How broken branches of a cashew tree saved an elderly from TN floods
Broken branches of their cashew tree saved the lives of K Balakrishnan and his wife Kalyani when the monster flood engulfed their village in Tamil Nadu’s Cuddalore district.india Updated: Dec 20, 2015 13:29 IST
Broken branches of their cashew tree saved the lives of K Balakrishnan and his wife Kalyani when the monster flood engulfed their village in Tamil Nadu’s Cuddalore district.
Shivers went down the spines of the landless Dalit couple on November 9, when water gushed into their thatched hut at Periyakattupalayam, rising menacingly by the minute.
“The speed and volume of water flow was threatening and it soon began filling the hut. When we tried to get out, we saw the entire neighbourhood was rapidly getting flooded,” said Balakrishnan, recounting the horror.
He said the only option for them was to climb the loft. “The loft became very shaky. Hence, I and my wife climbed a litter higher and clung on to the central supporting bamboo of the hut and placed our legs over another bamboo,” he told PTI.

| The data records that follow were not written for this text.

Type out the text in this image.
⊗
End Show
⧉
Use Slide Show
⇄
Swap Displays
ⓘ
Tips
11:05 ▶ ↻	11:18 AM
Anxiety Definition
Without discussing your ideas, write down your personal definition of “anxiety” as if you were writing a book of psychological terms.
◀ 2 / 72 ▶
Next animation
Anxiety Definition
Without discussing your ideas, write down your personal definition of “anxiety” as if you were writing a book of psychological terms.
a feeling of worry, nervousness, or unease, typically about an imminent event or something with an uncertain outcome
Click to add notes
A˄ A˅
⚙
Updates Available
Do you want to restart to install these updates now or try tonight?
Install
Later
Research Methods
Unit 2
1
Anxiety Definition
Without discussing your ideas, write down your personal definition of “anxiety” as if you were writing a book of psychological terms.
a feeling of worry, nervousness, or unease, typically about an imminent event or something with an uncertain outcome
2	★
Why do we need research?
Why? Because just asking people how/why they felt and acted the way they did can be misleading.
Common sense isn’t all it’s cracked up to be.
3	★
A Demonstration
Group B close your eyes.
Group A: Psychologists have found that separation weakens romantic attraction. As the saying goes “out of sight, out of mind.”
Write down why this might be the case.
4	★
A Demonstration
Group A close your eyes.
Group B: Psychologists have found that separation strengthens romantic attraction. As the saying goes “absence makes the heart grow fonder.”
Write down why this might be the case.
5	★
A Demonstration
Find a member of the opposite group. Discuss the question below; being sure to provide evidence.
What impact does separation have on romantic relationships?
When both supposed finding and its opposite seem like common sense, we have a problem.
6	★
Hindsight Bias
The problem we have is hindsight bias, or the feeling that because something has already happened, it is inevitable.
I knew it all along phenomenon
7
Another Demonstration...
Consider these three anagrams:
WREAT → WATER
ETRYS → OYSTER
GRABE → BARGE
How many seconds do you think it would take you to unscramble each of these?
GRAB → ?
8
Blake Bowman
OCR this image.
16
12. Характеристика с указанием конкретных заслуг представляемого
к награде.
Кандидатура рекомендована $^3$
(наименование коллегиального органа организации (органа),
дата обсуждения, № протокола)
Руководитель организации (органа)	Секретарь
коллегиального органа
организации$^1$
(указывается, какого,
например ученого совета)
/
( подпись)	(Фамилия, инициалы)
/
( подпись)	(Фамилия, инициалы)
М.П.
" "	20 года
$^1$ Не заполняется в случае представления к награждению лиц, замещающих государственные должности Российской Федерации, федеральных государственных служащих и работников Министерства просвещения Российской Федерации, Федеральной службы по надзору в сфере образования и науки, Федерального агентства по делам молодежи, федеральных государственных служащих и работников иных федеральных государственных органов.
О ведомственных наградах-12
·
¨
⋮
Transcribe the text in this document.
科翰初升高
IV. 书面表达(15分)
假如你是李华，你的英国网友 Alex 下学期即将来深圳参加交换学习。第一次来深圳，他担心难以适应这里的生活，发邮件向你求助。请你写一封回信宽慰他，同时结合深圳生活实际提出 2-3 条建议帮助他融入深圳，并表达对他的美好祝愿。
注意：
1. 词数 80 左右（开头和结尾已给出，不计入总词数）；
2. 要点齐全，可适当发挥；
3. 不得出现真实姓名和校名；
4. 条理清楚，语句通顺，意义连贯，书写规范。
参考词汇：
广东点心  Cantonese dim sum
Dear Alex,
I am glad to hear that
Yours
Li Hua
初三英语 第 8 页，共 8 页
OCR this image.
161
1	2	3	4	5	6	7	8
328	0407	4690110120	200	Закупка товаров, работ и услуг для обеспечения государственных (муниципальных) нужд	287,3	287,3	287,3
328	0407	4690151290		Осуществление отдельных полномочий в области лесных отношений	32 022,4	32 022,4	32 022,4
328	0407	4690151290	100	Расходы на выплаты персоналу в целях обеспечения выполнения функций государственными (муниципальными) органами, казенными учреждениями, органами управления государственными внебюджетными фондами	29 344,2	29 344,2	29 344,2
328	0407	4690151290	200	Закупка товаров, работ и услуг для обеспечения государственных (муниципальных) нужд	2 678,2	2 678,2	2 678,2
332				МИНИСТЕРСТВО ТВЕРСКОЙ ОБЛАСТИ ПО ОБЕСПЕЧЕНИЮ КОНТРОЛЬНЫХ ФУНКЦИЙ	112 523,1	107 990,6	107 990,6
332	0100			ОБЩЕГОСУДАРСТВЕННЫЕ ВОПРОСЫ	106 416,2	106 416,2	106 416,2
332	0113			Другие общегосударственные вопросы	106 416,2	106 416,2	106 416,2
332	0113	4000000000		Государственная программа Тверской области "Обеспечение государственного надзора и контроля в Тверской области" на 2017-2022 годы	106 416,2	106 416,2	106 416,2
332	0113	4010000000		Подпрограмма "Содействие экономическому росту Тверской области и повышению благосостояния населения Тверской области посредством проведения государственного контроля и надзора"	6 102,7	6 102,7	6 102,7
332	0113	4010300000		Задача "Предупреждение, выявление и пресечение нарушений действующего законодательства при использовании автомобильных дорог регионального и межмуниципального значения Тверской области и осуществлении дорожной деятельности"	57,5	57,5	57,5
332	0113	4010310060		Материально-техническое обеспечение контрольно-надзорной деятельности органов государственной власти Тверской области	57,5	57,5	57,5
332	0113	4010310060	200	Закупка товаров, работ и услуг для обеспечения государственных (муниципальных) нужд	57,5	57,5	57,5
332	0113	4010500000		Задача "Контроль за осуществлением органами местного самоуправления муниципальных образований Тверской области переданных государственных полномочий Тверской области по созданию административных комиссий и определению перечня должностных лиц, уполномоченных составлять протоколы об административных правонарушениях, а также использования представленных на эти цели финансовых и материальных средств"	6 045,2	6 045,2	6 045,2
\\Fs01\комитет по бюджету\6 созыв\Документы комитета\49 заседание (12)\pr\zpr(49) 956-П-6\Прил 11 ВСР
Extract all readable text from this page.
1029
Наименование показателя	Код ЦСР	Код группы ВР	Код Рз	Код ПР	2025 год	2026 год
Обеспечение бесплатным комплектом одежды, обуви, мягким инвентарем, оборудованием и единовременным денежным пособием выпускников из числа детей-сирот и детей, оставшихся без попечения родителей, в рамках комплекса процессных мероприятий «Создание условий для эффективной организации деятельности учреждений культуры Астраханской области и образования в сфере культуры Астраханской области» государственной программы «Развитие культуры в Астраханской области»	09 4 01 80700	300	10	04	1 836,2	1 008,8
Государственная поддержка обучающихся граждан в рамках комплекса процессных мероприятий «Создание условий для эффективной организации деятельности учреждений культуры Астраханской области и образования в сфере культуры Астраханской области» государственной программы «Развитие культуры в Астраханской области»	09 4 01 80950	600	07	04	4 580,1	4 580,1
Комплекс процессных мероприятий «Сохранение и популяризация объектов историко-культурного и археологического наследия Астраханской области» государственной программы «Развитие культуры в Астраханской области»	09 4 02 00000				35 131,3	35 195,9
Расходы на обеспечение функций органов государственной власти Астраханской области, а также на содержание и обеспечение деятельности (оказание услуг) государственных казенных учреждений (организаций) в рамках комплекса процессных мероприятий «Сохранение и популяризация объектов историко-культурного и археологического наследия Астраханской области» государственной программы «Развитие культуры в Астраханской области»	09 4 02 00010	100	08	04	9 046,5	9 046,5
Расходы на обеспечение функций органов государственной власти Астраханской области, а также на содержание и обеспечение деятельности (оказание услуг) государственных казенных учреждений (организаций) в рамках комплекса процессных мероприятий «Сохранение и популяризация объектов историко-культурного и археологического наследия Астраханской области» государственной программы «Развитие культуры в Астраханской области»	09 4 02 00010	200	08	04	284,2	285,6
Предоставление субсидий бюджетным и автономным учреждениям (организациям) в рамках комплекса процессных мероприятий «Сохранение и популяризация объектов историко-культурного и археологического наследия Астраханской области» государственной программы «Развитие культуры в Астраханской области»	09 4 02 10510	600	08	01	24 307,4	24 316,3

“Soon, the front legs (bamboos) of the hut caved and we began seriously doubting our chances of survival. Luckily, when the hut began shaking vigorously, some bamboo poles in got stuck in the fallen branches of our broken cashew tree,” he said, lending a prop to the hut and preventing it from falling and being swept away by the violent current.
As the water level kept increasing, the terrified couple removed patches of the thatched roof and, craning their necks out, waited for help. “In that position we kept crying for help for seven hours,” he recalled. The couple was rescued after Balakrishnan’s nephew and another relative spotted them. “The broken branches of our cashew tree made all the difference between life and death. Without them, we would have been dead,” he said.
D Samydurai, another resident of the village, said the next day people came to know that ten people had been sweptaway by the violent currents. Bodies were found stuck in branches of trees and floating on turgid waters.
A small-time sound service entrepreneur, Samydurai lost Rs 45,000 worth of equipment including speakers and amplifiers. Samydurai said water from the overflowing mines of the Neyveli Lignite Corporation made things worse. Today, the Dalit colony of Periakattupalayam has been reduced to a ghost town with most residents moving to a relief camp nearby. While most huts have been washed away, tiled and partly concrete tenements are badly damaged.
Samydurai alleged bias in awarding compensation to those whose houses were destroyed. “A landlord gets the same compensation for the loss of a dwelling unit just like a landless labourer,” he said.